If all this volume were shipped, Brazil could even surpass the export record set for a single month – around 14.85 million tons – registered in April 2020, as registered by government data. However the logistic challenges are great, especially in a rainy season like this year, which delays the loading of soy from the field to the ports, according to experts.

“Despite the delay in the harvest, there is already enough volume harvested to export 15 million tons, even more considering that the harvest should advance well in the coming weeks. The question is whether we will be able to transport all that soy to the ports. It will depend a lot on the climate. March started exceptionally rainy in several states, ”said analyst Daniele Siqueira, from AgRural consulting firm.

AgRural pointed out that until last week, the harvesting pace was the slowest in ten years, and the country had harvested a quarter of its harvest by February 25th. This had an impact on last month’s shipments, which fell about 40% compared to the same period in 2020, to almost 3 million tons, and thus the long queue of vessels awaiting for exports in March.

For Aedson Pereira, from IHS Markit, “leaving everything” on the schedule is “impossible”, due to the complications caused by the rains. Still, March should be at record levels, marking the beginning of the period in the year when shipments from the largest global soy producer and exporter become stronger.
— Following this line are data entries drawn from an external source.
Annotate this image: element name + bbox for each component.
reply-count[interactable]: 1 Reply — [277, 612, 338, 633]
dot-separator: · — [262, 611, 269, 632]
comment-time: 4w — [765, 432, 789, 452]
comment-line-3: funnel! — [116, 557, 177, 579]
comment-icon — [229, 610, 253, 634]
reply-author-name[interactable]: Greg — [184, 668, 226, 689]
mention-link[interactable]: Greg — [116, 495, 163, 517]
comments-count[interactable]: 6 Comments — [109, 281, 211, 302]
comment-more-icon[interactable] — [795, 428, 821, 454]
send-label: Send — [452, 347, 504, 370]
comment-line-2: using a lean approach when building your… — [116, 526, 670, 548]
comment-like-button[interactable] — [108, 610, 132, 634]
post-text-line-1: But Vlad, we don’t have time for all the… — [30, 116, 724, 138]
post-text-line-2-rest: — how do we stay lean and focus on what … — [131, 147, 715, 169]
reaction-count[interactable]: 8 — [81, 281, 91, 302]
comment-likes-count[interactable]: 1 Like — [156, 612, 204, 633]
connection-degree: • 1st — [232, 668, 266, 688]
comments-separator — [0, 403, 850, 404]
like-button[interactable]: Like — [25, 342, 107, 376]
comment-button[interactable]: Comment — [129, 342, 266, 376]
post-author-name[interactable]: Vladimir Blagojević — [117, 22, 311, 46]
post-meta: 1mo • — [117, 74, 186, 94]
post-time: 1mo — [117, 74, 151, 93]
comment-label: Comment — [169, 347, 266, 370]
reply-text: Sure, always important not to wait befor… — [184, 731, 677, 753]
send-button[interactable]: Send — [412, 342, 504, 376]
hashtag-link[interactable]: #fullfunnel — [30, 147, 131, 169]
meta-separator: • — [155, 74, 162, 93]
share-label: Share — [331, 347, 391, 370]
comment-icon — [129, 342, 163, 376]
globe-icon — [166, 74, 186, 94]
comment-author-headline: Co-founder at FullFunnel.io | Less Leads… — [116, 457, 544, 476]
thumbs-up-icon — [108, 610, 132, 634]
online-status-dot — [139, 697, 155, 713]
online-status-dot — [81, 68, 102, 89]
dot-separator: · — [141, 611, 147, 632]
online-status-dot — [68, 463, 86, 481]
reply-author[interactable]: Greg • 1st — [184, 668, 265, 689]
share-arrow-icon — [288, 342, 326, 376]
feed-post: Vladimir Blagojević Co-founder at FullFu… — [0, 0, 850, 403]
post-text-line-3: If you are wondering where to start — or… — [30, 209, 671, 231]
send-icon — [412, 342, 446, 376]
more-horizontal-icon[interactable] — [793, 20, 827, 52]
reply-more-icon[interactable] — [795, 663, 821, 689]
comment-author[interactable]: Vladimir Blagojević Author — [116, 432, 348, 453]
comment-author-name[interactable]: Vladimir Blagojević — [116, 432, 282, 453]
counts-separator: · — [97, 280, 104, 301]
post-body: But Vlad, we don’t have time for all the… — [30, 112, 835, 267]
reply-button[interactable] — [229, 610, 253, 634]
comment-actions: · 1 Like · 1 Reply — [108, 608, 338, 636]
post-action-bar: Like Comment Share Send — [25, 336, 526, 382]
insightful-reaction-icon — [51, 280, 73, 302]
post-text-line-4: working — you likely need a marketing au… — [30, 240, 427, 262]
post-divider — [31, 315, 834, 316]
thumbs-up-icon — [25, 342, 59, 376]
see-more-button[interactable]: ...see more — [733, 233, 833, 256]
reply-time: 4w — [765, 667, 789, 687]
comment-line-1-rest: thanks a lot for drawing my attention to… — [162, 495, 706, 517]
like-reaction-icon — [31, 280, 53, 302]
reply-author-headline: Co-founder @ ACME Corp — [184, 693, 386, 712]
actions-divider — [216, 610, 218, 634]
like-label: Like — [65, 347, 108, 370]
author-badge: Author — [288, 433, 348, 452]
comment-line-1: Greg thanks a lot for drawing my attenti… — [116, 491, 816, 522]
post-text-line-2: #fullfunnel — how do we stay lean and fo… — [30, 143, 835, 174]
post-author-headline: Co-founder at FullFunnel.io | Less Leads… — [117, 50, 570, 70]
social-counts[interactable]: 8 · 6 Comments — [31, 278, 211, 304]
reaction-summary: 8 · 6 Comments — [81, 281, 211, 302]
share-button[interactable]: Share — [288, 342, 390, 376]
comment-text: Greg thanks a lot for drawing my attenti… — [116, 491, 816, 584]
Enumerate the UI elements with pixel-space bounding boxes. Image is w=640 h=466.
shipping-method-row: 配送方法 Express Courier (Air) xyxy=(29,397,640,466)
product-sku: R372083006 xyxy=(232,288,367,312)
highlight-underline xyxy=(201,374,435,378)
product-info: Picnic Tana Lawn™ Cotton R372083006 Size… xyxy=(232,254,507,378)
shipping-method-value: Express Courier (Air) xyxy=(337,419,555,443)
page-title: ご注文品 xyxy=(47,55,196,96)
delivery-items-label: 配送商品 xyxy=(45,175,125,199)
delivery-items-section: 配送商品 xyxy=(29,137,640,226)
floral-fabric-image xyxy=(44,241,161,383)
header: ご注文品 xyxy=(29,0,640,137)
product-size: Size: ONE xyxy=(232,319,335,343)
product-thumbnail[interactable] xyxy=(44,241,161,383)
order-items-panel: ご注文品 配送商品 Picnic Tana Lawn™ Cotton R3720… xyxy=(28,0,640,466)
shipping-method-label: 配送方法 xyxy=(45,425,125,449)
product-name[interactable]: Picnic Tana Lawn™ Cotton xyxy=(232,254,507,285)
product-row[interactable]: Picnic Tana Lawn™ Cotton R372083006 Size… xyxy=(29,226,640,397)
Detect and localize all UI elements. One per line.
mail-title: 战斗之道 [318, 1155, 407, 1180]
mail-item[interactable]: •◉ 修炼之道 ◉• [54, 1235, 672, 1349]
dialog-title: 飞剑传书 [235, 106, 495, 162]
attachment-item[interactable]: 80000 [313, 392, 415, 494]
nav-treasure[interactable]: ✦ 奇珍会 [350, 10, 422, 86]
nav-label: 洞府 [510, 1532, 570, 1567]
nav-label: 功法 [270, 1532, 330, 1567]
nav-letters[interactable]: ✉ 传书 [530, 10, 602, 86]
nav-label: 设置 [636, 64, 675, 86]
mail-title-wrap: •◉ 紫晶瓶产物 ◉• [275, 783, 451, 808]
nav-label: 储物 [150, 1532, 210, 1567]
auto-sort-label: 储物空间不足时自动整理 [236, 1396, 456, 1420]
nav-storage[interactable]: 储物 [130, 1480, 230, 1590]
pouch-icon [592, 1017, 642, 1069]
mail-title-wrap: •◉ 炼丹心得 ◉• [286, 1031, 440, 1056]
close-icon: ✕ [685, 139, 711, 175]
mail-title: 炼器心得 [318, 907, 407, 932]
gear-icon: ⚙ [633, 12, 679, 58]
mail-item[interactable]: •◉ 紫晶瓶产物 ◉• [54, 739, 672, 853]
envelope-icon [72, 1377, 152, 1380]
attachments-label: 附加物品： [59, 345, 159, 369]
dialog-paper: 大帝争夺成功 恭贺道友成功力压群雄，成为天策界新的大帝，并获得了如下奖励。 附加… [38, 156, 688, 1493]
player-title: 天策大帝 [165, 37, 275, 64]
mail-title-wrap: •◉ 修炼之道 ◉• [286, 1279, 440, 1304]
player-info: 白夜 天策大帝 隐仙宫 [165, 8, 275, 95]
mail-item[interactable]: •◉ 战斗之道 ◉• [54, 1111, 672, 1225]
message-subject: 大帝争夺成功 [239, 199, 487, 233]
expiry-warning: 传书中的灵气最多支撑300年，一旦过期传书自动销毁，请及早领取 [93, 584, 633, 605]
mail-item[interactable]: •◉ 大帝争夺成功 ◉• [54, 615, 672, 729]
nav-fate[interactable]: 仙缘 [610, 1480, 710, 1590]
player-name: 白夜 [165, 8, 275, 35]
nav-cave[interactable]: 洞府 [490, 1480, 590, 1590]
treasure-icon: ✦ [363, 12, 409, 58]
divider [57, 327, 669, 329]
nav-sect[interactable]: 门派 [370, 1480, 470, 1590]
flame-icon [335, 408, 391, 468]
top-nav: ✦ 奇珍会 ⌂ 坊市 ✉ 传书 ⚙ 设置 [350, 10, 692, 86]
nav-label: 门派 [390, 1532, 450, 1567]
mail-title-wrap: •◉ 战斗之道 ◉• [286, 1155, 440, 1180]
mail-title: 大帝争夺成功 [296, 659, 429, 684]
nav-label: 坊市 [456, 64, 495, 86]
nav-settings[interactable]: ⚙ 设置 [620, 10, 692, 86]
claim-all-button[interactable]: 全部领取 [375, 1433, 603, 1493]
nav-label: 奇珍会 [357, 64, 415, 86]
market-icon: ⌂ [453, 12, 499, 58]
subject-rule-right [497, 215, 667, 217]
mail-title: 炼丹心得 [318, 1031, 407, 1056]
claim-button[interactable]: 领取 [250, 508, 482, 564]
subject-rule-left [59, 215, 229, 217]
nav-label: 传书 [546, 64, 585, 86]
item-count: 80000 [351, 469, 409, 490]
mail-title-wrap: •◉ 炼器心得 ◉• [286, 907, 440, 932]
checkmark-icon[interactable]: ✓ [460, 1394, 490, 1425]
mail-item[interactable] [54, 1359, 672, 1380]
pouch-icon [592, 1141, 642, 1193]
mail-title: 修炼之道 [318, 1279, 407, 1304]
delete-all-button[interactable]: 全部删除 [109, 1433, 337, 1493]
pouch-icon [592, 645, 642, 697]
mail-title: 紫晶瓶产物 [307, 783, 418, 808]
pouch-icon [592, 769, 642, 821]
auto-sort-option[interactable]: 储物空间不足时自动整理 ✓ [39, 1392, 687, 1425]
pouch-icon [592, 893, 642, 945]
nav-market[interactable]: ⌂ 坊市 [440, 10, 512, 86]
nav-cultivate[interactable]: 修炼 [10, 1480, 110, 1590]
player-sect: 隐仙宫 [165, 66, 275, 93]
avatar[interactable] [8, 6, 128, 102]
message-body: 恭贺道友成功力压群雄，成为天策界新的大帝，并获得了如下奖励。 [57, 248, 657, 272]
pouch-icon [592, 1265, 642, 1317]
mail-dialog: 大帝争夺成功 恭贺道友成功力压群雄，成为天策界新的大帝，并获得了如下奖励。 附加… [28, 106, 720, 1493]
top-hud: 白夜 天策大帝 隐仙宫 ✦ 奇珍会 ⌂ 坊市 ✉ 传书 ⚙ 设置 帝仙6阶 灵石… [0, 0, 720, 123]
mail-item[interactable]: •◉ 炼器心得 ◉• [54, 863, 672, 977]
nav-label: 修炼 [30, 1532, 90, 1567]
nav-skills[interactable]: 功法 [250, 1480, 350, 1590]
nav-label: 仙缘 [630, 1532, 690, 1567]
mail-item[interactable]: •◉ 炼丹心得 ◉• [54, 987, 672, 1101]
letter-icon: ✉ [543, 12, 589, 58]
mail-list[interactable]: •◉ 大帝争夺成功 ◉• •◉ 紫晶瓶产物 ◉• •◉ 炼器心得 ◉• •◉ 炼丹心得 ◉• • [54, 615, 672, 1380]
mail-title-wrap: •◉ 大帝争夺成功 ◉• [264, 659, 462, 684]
E|xpectations for the country’s total exports in the year exceed 80 million tons.

In March last year, Brazilian shipments reached an all-time high of 10.85 million tons. The port with the most ships scheduled for March is Santos, the main terminal for soy shipments from Brazil, with more than 70 ships scheduled, according to Cargonave data. In the same period last year, the expectation was 58 ships.

In Paranaguá (PR), there are 50 vessels, versus 32 that had been planned for the same month last year, according to Cargonave. The schedule of soy shipments is also intense in Itaqui, Maranhão, with 28 vessels, double the amount seen last year. In Barcarena, Pará, there are 30 ships scheduled for March, versus 19 in the same period last year. The port of São Francisco do Sul, in Santa Catarina, has almost twice the number of ships scheduled as the same time last year, totaling about 15.